Updated by byroot (Jean Boussier) almost 2 years ago
Here's the repro:
require 'prometheus'
require 'prometheus/client'
File.write("/tmp/mmap.txt", "a" * 100)
file = FastMmapedFile.new("/tmp/mmap.txt")
str = file.slice(0, 100)
p str
file.munmap
p str
So yeah it's not necessarily GC, but it's indeed when the FastMmapedFile is unmapped that all the strings created through it become broken.
I can't really think of any reliable way to make this work.
Updated by byroot (Jean Boussier) almost 2 years ago
And to confirm, FastMmappedFile
does unmap when it's GCed too:
static void mm_free(mm_ipc *i_mm) {
if (i_mm->t->path) {
if (munmap(i_mm->t->addr, i_mm->t->len) != 0) {
So yeah, can happen either way.
Updated by mk (Matthias Käppler) almost 2 years ago
Thanks for sharing this; I still don't think this is related to the memory map going away. Not exclusively anyway.

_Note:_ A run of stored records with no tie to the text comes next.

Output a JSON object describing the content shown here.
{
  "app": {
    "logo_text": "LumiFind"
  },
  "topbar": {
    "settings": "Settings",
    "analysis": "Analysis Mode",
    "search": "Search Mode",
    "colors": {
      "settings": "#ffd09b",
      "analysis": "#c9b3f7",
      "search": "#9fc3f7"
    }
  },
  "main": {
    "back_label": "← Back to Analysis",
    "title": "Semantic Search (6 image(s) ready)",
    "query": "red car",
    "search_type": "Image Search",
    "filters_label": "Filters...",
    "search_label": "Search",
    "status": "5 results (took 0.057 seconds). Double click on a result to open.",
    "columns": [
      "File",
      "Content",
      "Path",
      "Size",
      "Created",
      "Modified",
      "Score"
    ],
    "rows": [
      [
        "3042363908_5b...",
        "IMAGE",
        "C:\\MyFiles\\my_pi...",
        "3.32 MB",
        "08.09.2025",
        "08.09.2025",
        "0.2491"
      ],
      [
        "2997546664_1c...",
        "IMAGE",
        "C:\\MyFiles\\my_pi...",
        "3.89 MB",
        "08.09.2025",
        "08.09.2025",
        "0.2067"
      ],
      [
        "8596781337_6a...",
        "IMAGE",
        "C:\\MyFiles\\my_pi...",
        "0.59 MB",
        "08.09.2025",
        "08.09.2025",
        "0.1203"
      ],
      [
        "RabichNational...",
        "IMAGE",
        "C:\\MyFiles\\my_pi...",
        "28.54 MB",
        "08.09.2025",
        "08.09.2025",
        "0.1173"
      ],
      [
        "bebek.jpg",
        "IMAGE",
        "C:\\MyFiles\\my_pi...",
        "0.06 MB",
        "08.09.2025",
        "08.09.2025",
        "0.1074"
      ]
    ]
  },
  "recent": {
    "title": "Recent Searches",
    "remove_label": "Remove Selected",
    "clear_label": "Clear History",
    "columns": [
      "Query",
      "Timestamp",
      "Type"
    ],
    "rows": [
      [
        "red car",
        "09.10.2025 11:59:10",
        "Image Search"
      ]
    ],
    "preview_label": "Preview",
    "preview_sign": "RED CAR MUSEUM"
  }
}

My original test case does not close or unmap the counter file, but it still crashes. The counter is still in scope when we walk the object space, so it hasn't been GC'ed either. I also verified that mm_unmap
is not called in this case.
So there is something else at play where even during the life-time of the metric file i.e. while still residing in memory, string memory gets corrupted. This also means that the original fix proposed (keeping a reference to the memory mapped object on the string itself) is not sufficient.
I will move this discussion to the library issue tracker; thanks for helping out!
Updated by mk (Matthias Käppler) almost 2 years ago
I hope I summarized it correctly: https://gitlab.com/gitlab-org/ruby/gems/prometheus-client-mmap/-/issues/39
I'm not sure if your and my test case crash for precisely the same reason. If they do, then I am missing how unmap fits into the case where no memory is (or should be) released at all.